Ояр согласился оставить с Мартой несколько партизан.
— После они нас догонят. Место сбора им известно.
— Не надо, товарищ Сникер, — сказала Марта. — Вы идите своей дорогой, а я не малый ребенок. Немного отдохну и через несколько дней пойду за вами. Что мне сделается? В Курземе сейчас полно видземцев. Я тоже могу сказать, что убежала сюда, когда Красная Армия стала подходить к нашей волости.
— А документы?
— Скажу, что потеряла или обокрали. Я найду, что сказать.
— Сначала разведаем, чем пахнет в окрестностях, не очень ли душно? — сказал Акментынь. — Половина видземских кулаков убежала в Курземе, да еще сколько народу немцы насильно пригнали. Ояр, тебе не кажется знакомой вон та усадьба?
— Как будто…
— Помнишь, что со мной однажды случилось? Зашел я во двор попросить чего-нибудь поесть, а там полно немцев. Счастье, что такой сообразительный хозяин попался. Повернул дело так, будто я его батрак, набросился на меня с руганью и сразу погнал в хлев навоз выбрасывать.
— Это я помню, — оживился Ояр. — Я бы не прочь повидать того крестьянина.
— Ничего нет проще. — Акментынь по привычке погладил усы, хотя они в этом не нуждались. — Это и есть та усадьба.
— Неизвестно только, там ли еще хозяин.
— Вот это я и хочу выяснить.
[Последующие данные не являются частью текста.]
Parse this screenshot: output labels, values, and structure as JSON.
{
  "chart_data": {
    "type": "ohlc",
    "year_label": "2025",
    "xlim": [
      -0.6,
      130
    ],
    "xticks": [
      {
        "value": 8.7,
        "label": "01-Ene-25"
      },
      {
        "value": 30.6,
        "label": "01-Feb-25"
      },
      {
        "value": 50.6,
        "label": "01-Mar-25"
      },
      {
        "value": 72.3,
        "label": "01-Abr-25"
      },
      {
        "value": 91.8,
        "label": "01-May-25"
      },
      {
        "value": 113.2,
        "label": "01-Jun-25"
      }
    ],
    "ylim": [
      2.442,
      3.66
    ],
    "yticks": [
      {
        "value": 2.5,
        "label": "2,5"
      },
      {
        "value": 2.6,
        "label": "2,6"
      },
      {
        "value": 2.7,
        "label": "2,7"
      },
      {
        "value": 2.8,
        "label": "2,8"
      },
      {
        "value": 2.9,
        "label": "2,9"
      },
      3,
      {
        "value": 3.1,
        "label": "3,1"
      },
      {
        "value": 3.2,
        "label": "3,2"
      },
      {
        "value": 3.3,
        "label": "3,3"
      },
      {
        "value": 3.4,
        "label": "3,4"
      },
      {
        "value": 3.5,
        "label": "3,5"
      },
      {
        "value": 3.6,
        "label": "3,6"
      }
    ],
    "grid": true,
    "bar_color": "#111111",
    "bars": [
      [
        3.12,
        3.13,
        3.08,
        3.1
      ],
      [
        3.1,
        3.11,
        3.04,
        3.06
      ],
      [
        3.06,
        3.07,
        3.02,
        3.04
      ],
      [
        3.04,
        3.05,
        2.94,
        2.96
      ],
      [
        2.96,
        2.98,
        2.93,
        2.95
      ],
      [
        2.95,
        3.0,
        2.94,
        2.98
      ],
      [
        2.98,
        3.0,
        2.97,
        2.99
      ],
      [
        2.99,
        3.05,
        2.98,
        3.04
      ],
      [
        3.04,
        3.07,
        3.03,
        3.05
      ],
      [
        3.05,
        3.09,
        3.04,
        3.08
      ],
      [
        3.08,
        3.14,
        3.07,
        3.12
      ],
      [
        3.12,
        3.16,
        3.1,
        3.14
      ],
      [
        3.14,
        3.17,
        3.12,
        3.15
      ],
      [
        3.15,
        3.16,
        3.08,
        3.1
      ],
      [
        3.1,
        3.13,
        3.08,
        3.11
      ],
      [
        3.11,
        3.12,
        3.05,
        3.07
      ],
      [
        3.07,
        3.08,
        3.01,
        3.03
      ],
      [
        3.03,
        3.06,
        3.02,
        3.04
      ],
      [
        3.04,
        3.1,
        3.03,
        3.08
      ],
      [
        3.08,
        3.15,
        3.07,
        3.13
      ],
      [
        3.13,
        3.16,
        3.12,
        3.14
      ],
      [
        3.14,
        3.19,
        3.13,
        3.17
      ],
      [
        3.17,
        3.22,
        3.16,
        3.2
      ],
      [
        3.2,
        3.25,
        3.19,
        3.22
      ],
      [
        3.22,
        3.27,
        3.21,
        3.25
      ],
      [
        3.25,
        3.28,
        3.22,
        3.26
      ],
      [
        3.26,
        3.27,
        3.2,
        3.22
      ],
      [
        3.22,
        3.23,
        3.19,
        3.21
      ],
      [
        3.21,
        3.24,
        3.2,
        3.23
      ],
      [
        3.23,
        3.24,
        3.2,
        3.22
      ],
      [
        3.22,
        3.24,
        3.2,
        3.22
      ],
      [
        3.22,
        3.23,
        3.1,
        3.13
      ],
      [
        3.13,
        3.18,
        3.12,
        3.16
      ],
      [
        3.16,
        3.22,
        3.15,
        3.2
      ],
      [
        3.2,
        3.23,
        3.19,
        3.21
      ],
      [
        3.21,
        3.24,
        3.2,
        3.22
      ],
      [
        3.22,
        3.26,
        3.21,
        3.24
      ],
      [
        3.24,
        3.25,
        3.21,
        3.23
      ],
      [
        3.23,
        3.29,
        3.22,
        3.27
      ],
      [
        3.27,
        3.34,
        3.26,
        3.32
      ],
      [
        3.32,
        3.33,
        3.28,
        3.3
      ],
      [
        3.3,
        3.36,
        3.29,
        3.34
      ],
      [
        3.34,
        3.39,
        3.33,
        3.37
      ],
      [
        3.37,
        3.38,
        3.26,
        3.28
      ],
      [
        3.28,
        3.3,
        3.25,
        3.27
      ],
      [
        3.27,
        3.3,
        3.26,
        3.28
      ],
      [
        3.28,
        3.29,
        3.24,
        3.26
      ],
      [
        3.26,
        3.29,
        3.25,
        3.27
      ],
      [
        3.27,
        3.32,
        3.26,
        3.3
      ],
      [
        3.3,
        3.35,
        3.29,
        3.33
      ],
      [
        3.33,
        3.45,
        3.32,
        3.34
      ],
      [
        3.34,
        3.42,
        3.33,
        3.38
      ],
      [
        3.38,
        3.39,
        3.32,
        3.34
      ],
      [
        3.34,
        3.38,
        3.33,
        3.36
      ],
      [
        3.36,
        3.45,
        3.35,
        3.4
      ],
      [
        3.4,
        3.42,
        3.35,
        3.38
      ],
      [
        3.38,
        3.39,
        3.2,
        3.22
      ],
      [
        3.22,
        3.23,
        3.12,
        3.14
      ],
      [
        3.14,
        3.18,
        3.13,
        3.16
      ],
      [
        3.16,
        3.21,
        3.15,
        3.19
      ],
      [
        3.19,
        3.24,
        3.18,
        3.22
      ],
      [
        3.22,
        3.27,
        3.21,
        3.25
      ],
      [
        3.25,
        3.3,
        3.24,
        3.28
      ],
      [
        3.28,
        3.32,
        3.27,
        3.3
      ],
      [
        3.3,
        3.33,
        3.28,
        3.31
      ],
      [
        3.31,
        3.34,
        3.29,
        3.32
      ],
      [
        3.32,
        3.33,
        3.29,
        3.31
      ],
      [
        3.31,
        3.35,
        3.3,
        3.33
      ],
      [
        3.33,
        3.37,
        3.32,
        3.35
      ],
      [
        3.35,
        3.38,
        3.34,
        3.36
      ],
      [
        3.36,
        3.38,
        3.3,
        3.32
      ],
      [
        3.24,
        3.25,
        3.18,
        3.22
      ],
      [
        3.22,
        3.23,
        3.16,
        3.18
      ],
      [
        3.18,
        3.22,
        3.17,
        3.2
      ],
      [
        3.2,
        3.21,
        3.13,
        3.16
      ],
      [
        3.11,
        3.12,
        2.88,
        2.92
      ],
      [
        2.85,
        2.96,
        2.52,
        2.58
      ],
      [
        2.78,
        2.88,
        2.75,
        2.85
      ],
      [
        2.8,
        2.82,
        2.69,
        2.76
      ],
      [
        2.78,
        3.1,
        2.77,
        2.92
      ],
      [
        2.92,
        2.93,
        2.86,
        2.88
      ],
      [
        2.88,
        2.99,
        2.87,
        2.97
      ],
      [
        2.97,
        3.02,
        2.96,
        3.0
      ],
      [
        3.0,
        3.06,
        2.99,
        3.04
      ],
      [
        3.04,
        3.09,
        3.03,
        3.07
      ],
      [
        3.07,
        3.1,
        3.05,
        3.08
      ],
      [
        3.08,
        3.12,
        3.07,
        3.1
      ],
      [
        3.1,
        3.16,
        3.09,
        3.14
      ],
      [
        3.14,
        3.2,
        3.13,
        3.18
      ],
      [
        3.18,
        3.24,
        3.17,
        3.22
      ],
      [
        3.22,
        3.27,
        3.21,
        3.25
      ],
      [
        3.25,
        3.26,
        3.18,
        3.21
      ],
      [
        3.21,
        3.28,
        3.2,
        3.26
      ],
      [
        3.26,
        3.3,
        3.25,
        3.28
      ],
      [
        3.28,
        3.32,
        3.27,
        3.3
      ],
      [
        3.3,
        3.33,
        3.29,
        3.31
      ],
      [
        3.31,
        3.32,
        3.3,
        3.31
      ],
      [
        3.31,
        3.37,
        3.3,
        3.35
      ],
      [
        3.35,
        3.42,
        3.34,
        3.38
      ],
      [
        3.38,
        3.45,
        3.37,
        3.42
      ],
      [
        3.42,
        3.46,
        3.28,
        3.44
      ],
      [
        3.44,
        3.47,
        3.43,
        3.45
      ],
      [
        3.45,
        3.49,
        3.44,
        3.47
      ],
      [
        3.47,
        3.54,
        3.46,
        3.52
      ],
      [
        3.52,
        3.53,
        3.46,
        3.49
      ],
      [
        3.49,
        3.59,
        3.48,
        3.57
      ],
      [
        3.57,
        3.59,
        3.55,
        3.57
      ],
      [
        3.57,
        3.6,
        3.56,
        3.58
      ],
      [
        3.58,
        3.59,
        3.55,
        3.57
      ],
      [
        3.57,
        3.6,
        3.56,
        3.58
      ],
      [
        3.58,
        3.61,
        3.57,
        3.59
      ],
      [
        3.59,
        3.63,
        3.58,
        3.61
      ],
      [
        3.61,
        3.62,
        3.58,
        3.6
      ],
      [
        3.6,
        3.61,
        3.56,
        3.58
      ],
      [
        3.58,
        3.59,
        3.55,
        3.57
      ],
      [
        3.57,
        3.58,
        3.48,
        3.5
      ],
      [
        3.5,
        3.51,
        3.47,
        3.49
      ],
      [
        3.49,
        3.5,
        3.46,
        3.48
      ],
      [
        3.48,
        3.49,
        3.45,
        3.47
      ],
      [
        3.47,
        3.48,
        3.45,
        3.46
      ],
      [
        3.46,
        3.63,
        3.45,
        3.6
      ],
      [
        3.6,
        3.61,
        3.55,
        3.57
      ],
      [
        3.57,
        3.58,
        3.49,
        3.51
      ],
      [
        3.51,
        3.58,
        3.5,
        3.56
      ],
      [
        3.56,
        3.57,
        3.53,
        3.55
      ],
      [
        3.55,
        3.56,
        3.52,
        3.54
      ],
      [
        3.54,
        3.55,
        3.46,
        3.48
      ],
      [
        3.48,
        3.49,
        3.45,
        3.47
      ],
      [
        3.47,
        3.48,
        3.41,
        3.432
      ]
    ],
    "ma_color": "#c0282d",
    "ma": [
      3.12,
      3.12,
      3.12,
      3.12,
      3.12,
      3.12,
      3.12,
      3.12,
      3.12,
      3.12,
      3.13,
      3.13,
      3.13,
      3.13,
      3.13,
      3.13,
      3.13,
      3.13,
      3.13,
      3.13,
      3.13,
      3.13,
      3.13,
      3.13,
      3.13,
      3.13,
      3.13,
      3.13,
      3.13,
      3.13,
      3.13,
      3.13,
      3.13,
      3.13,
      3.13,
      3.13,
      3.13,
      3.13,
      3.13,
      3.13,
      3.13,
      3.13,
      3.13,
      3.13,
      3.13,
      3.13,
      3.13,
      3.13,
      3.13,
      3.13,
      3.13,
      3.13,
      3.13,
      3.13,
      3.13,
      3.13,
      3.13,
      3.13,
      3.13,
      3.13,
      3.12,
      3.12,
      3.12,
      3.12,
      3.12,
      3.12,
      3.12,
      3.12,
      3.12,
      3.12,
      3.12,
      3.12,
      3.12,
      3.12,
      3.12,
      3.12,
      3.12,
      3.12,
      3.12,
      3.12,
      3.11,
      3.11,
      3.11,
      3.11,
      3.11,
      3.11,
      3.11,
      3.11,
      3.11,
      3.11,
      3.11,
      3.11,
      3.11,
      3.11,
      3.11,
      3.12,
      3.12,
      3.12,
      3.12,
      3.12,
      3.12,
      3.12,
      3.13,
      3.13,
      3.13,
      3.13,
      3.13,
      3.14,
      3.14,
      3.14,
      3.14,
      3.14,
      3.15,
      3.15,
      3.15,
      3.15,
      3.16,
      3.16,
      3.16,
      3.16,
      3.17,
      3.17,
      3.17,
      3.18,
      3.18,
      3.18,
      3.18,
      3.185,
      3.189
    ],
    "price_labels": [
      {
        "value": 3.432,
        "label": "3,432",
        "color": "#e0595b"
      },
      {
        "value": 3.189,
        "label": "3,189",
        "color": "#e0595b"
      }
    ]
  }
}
Для нее, — он многозначительно кивнул в сторону Марты, — это будет прямо спасением.
— Только, пожалуйста, поосторожнее, — сказал Ояр. — Как бы опять не наскочил на немцев.
— Договорились. — Акментынь скрылся за деревьями. Сначала он сделал порядочный крюк лесом, чтобы в соседних усадьбах не видели, откуда он появился, затем вышел на дорогу и метров триста — четыреста прошагал обратно.
Спокойно, как обыкновенный прохожий, которому захотелось попить, Акментынь вошел в ворота усадьбы. Он пропал почти на полчаса; Ояр уже стал за него беспокоиться, когда в воротах снова показался Акментынь и рядом с ним еще один человек. Они что-то говорили друг другу, потом Акментынь снова зашагал по дороге и тем же манером вернулся в лес.
— Есть такое дело, — молодцевато доложил он. — Сразу узнал, разбойник, даже напоминать не пришлось. Обрадовался, что я жив-здоров и разгуливаю по белу свету. Дома у него сейчас никого из чужих нет, но неизвестно, долго ли удастся отделываться от постояльцев: волостной староста все время нажимает, чтобы принял на постой нескольких кулаков из Видземе. Да, пока в Тукуме немцы, находятся еще такие дураки, что едут сюда с самого севера Латвии. Многих сами немцы пригоняют.